Project Wonder is a collaboration between clinicians at the Johns Hopkins Myositis Precision Medicine Center of Excellence https://www.hopkinsmyositis.org and data scientists, human factors, and software engineers at the Johns Hopkins Applied Physics Laboratory (APL) https://www.jhuapl.edu in Laurel Md.
Project Wonder Engine is part of the Precision Medicine Analytics Platform, a multiyear project across the Johns Hopkins System, focused on accelerating precision medicine for clinicians and researchers by building a tool to facilitate discovery from data.
The Wonder Engine has been able to aggregate and organize vast amounts of clinical and research data enabling clinicians to explore their data, identify trends, test intuitions, formulate, and validate novel hypotheses.

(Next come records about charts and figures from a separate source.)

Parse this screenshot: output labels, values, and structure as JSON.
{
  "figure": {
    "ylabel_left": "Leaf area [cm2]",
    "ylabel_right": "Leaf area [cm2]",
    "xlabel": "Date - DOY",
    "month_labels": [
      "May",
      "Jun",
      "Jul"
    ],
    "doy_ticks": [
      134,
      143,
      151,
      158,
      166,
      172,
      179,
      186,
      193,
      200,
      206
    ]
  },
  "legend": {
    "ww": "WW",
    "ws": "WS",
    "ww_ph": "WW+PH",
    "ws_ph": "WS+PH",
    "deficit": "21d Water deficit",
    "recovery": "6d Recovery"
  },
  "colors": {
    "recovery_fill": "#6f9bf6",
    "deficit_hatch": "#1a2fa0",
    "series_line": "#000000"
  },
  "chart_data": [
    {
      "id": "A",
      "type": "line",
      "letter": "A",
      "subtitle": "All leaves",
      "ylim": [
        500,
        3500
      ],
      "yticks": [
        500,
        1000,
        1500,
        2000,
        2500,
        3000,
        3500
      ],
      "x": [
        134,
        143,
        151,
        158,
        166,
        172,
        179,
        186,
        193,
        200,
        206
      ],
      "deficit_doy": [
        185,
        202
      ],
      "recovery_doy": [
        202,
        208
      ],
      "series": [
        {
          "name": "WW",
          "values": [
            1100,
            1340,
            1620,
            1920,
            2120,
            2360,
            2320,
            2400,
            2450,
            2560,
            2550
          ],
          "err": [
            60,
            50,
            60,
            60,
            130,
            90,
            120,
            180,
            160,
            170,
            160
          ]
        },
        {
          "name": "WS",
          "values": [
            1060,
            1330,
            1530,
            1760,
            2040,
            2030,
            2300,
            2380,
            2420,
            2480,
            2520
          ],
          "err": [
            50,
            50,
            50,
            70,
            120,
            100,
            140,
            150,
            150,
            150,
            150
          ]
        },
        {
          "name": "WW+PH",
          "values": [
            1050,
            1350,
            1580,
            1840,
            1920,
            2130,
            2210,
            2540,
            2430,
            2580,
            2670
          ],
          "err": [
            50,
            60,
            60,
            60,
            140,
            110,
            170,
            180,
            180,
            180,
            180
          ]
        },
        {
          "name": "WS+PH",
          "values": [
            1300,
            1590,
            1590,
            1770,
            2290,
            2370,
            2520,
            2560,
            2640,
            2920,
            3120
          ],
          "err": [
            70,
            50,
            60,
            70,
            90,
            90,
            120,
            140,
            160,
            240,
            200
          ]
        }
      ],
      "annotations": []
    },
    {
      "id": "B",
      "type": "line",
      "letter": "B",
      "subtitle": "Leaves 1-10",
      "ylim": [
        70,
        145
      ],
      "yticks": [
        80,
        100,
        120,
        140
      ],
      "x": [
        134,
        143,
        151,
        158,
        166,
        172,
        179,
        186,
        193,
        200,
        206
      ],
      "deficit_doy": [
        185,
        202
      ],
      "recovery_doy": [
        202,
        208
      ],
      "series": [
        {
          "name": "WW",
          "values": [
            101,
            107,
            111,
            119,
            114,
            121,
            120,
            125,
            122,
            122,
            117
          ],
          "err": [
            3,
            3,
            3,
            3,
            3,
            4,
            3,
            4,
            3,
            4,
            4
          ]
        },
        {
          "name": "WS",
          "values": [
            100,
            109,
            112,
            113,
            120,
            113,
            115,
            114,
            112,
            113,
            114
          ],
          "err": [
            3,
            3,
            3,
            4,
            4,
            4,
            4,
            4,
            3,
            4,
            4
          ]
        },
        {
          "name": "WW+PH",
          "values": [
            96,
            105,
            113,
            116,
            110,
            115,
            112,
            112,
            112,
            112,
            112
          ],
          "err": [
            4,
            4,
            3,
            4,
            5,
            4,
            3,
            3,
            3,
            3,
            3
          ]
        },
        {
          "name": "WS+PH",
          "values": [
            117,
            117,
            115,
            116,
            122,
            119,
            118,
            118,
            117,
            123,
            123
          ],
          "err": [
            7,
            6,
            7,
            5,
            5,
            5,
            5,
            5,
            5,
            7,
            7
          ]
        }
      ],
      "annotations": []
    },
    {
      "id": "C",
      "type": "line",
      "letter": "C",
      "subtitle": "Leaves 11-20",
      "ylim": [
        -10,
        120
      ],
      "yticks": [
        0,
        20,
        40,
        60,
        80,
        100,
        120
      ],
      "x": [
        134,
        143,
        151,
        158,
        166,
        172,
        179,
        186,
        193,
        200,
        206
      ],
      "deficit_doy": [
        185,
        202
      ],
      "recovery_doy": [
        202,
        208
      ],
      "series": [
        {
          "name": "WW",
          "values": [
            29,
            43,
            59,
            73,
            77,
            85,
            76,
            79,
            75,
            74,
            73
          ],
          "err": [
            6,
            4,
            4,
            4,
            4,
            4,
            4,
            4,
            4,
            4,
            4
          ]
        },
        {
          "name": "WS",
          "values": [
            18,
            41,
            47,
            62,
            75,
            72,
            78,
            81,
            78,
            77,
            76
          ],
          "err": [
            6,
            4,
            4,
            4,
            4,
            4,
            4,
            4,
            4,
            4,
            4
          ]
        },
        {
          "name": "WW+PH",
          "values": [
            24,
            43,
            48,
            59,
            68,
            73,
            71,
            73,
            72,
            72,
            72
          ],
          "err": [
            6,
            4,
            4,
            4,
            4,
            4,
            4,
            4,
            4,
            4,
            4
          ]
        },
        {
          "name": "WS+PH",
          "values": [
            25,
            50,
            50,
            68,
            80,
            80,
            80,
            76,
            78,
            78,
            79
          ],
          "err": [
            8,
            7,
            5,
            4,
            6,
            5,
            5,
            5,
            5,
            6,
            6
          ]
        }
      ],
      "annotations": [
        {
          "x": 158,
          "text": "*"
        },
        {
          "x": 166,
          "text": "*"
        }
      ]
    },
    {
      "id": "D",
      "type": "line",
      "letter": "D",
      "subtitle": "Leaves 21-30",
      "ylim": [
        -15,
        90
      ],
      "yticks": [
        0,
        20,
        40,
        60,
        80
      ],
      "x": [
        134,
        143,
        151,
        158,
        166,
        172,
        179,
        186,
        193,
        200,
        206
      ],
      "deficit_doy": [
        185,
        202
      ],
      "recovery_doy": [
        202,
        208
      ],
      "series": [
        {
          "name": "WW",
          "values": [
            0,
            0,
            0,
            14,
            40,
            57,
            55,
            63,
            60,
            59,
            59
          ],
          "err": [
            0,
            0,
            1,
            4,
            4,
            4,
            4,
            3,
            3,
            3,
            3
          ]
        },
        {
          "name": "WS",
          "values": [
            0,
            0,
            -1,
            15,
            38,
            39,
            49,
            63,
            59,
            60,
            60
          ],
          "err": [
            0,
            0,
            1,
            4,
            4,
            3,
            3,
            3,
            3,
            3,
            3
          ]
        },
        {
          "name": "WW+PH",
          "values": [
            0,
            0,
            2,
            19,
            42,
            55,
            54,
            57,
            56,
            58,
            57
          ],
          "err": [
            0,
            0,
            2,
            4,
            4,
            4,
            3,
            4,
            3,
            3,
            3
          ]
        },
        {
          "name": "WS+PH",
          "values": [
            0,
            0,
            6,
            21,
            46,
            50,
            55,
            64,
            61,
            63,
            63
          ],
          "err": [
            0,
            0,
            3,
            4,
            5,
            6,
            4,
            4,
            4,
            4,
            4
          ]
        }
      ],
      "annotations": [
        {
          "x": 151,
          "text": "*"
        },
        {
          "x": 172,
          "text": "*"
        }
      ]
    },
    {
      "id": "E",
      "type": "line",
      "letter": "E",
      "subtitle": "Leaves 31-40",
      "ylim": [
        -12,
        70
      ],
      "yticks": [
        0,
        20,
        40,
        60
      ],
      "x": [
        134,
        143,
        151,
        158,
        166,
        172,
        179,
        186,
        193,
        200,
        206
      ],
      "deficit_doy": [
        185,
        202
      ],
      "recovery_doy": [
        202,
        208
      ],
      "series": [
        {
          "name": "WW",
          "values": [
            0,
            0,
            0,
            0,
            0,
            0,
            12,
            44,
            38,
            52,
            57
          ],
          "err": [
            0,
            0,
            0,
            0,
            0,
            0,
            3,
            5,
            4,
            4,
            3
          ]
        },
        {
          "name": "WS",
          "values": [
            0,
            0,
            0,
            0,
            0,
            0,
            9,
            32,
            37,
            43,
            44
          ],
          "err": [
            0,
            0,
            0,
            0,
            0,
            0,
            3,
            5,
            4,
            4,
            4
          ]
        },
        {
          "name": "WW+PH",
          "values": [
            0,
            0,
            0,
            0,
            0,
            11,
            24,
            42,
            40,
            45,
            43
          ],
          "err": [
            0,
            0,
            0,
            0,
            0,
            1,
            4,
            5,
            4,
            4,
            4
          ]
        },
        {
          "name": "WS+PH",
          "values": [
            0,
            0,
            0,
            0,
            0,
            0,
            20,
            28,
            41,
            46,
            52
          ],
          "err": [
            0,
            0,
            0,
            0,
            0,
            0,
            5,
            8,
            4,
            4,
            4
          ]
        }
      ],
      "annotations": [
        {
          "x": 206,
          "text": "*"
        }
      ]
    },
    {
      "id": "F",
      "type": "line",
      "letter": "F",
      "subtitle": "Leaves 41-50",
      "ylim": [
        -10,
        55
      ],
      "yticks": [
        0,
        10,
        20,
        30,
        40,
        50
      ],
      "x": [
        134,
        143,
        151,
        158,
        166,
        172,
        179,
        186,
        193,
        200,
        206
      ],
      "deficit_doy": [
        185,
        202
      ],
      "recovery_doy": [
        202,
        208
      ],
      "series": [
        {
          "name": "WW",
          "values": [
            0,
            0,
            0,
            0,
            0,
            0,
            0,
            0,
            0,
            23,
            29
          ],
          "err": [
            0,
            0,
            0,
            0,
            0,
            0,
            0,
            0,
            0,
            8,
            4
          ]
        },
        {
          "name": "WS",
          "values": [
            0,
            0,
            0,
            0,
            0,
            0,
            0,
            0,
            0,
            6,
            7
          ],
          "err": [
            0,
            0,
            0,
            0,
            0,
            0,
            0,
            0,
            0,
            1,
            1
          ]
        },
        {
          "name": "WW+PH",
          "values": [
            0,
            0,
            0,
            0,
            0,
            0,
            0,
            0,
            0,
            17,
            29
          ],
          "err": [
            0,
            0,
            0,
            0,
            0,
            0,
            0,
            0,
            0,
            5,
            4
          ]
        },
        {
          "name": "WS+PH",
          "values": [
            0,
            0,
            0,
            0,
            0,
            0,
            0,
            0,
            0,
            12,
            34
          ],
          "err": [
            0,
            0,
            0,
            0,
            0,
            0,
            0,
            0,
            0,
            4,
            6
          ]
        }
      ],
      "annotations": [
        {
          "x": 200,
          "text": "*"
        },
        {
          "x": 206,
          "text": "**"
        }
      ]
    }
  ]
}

“The idea behind the Wonder Engine is that we can harness the power of data science to generate moments of wonder for clinicians to enable them to do something unique with their patient data,” said Suma Subbarao, the Project Manager, of the Precision Medicine Analytics Platform (PMAP) https://ictr.johnshopkins.edu/rpgrams_resources/programs-resources/i2cpmap, a multiyear project across the Johns Hopkins system.
The initial goal of Wonder Engine was to validate a hypothesis that there is a strong association of cancer with the onset of myositis, a rare inflammatory autoimmune disease. The goal is to help discover new subgroups of patients using novel data science methods and visualization techniques.
Myositis can afflict multiple organ systems including the lungs, joints, muscles, and skin. A wealth of data was amassed by the Johns Hopkins Myositis Precision Medicine Center of Excellence (PMCoE) pertaining to this disease, but the associated cancer risk is not well characterized.
For example, the highest incidence of cancer diagnosis occurs at the onset of myositis symptoms, however, it is not always understood which patients are at the highest risk. As a result, many patients are screened for cancer at the onset of myositis but it is at great expense and stress to patients.
Certain biomarkers and demographic factors are thought to influence cancer risk, but the associations are not well enough established to be able to differentiate and therefore screen fewer patients for cancer upon myositis diagnosis.
Using the Wonder Engine, clinicians at the PMCoE were able to validate biomarkers that are known to predict cancer diagnosis in their patients within a few hours, that previously has taken years for the myositis research community to realize. Today, the team is able to search for novel patterns and challenging dogmas within the myositis cancer field.
Eventually, the team hopes to turn the Wonder Engine into a tool that can be used in the clinic as well as for research, not just at Johns Hopkins, but nationally and globally. Brant Chee, Project Wonder, Chief Data Scientist said, “ As we expand to partner with other centers of excellence at Johns Hopkins, we will continue to improve the Wonder Engine’s capability to accelerate human creativity with the power of data.”